ChubakPDP11+TakeWithGrainOfSalt · edit-2 3 months ago

'Don't parse markup languages with Regex' is an annoying trollpost and it should die... right?

ChubakPDP11+TakeWithGrainOfSalt · 3 months ago

btw this is the ASDL I wrote:

%{

#include "mukette.h"


static Arena *ast_scratch = NULL;


#define ALLOC(size) arena_alloc(ast_scratch, size)


%}

md_linkage = Hyperlink(md_compound? name, string url)
	  | Image(string? alt, string path)
	  ;


md_inline = Italic(md_compound italic)
	 | Bold(md_compound bold)
	 | BoldItalic(md_compound bold_italic)
	 | Strikethrough(md_compound strike_through)
	 | InlineCode(string inline_code)
	 | Linkage(md_linkage linkage)
	 | RegularText(string regular_text)
	 ;


md_header_level = H1 | H2 | H3 | H4 | H5 | H6 ;


md_line = Header(md_compound text, md_header_level level)
	| Indented(md_compound text, usize num_indents)
	| LinkReference(identifier name, string url, string title)
	| HorizontalLine
	;


md_compound = (md_inline* compound) ;


md_table_row = (md_compound cells, size num_cell) ;


md_table = (md_table_row* rows, size num_rows) ;


md_ol_item = (int bullet_num, md_list_item item) ;


md_ul_item = (char bullet_char, md_list_item item) ;


md_list_item = TextItem(string text)
	    | OrderedItem(md_ol_item ordered_item)
	    | UnorderedItem(md_ul_item unordered_item)
	    | NestedList(md_list nested_list)
	    ;



md_list = (md_list_item* items) ;



md_block = Pargraph(md_compound* paragraph)
	| BlockQuote(md_compound* block_quote)2
	| CodeListing(identifier? label, string code)
	| Table(md_table table)
	| List(md_list list)
	| Line(md_line line)
	;


markdown = (md_block* blocks) ;


%%


static inline void init_tree_scratch(void) { ast_scratch = arena_init(AST_ARENA_SIZE); }
static inline void free_tree_scratch(void) { arena_free(ast_scratch); }

I had an easier time parsing ASDL with Yacc.

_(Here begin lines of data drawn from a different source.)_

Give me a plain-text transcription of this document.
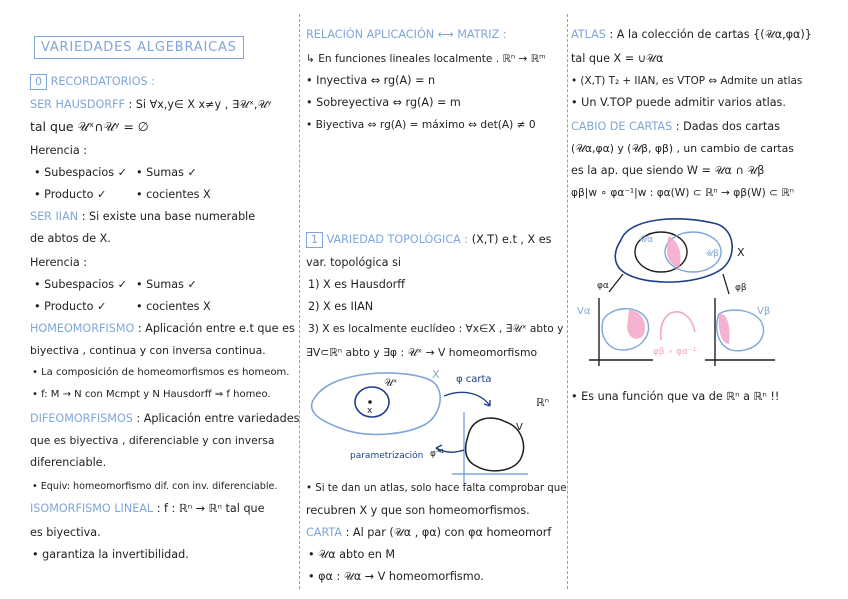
VARIEDADES ALGEBRAICAS
0 RECORDATORIOS :
SER HAUSDORFF : Si ∀x,y∈ X x≠y , ∃𝒰ˣ,𝒰ʸ
tal que 𝒰ˣ∩𝒰ʸ = ∅
Herencia :
• Subespacios ✓ • Sumas ✓
• Producto ✓	• cocientes X
SER IIAN : Si existe una base numerable
de abtos de X.
Herencia :
• Subespacios ✓ • Sumas ✓
• Producto ✓	• cocientes X
HOMEOMORFISMO : Aplicación entre e.t que es
biyectiva , continua y con inversa continua.
• La composición de homeomorfismos es homeom.
• f: M → N con Mcmpt y N Hausdorff ⇒ f homeo.
DIFEOMORFISMOS : Aplicación entre variedades
que es biyectiva , diferenciable y con inversa
diferenciable.
• Equiv: homeomorfismo dif. con inv. diferenciable.
ISOMORFISMO LINEAL : f : ℝⁿ → ℝⁿ tal que
es biyectiva.
• garantiza la invertibilidad.
RELACIÓN APLICACIÓN ⟷ MATRIZ :
↳ En funciones lineales localmente . ℝⁿ → ℝᵐ
• Inyectiva ⇔ rg(A) = n
• Sobreyectiva ⇔ rg(A) = m
• Biyectiva ⇔ rg(A) = máximo ⇔ det(A) ≠ 0
1 VARIEDAD TOPOLÓGICA : (X,T) e.t , X es
var. topológica si
1) X es Hausdorff
2) X es IIAN
3) X es localmente euclídeo : ∀x∈X , ∃𝒰ˣ abto y
∃V⊂ℝⁿ abto y ∃φ : 𝒰ˣ → V homeomorfismo
𝒰ˣ
x
X φ carta
ℝⁿ
V
parametrización φ⁻¹
• Si te dan un atlas, solo hace falta comprobar que
recubren X y que son homeomorfismos.
CARTA : Al par (𝒰α , φα) con φα homeomorf
• 𝒰α abto en M
• φα : 𝒰α → V homeomorfismo.
ATLAS : A la colección de cartas {(𝒰α,φα)}
tal que X = ∪𝒰α
• (X,T) T₂ + IIAN, es VTOP ⇔ Admite un atlas
• Un V.TOP puede admitir varios atlas.
CABIO DE CARTAS : Dadas dos cartas
(𝒰α,φα) y (𝒰β, φβ) , un cambio de cartas
es la ap. que siendo W = 𝒰α ∩ 𝒰β
φβ|w ∘ φα⁻¹|w : φα(W) ⊂ ℝⁿ → φβ(W) ⊂ ℝⁿ
𝒰α
𝒰β X
φα	φβ
Vα
φβ ∘ φα⁻¹
Vβ
• Es una función que va de ℝⁿ a ℝⁿ !!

I still can’t tell whether a grammar is LR, LL or RE, but I can tell that Markdown is not CFG.

I just updated ASDL: https://github.com/Chubek/ZephyrASDL

Apologies if I am too late on the documetnation. I am still trying to improve it by using it myself. I also wish to add an Ocaml target.

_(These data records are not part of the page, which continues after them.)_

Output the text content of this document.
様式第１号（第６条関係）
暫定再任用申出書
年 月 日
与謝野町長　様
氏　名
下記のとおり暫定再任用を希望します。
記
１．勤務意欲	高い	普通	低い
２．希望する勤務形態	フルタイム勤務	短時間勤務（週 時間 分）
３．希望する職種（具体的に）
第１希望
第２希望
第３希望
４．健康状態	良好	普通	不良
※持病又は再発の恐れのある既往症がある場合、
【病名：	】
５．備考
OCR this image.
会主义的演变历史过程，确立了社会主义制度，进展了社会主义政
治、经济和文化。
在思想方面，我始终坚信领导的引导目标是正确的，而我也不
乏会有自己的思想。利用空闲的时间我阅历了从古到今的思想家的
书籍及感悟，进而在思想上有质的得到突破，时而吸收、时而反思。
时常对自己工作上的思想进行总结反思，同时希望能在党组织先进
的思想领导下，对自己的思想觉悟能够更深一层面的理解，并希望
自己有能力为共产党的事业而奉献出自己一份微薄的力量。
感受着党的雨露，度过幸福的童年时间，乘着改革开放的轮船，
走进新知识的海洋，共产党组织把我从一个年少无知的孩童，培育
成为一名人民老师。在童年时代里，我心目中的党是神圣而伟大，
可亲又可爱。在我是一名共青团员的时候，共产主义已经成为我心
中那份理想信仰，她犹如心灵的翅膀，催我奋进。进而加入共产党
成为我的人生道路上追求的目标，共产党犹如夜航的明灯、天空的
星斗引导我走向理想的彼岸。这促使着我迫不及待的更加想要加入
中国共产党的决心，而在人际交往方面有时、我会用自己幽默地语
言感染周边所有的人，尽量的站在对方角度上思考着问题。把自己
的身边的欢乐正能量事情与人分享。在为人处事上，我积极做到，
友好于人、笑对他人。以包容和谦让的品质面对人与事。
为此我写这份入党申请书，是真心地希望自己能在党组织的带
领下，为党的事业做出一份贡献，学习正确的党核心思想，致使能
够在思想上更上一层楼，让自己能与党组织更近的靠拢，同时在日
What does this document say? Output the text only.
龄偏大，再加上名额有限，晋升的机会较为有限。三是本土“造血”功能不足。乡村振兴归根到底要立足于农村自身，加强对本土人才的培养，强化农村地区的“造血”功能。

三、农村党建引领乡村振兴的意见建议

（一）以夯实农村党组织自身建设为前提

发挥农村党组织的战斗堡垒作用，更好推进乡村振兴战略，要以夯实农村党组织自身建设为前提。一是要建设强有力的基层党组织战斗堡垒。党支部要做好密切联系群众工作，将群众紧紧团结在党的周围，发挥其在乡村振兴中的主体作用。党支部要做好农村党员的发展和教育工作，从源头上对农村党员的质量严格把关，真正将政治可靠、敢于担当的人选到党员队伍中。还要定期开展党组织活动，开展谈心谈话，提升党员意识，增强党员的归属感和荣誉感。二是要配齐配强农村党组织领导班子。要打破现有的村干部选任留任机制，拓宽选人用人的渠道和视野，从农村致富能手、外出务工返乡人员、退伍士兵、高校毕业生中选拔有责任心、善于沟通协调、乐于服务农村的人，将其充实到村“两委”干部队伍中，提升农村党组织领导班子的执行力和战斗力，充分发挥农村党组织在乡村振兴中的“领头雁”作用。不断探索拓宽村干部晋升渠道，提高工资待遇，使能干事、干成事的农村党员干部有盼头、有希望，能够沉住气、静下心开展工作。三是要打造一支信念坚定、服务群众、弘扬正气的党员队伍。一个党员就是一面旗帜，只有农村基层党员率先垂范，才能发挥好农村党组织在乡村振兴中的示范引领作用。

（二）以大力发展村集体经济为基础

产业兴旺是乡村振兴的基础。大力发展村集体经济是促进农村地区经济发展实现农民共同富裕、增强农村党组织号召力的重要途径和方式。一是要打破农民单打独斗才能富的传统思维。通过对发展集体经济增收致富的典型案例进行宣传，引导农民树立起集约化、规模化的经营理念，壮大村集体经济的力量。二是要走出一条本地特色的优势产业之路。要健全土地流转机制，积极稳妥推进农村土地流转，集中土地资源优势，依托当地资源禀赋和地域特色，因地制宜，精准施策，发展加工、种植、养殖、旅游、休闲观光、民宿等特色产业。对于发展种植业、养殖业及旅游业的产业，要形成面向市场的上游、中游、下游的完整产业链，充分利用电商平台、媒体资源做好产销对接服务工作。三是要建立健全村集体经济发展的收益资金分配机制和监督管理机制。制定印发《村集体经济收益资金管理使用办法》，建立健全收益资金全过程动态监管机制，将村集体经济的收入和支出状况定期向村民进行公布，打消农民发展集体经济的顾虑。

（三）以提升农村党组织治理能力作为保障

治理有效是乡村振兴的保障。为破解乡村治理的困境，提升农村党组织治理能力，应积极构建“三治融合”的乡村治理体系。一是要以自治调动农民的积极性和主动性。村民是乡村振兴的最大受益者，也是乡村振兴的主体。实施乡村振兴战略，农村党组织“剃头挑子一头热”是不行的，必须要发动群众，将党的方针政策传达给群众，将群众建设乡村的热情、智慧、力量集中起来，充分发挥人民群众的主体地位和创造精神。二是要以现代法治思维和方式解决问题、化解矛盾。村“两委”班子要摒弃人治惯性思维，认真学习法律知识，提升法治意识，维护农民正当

@mcmodknower · 2 months ago

md_inline and md_compound use each other, and not only at the end xor the beginning of the rule, making this a non-type 3 grammar.

Sorry for the late response, i wanted to do a better response but don’t have the time for that currently.

ChubakPDP11+TakeWithGrainOfSalt · 2 months ago

Thanks. I actually have a parse-related question which I will post somewhere soon (as in 2-3 minute).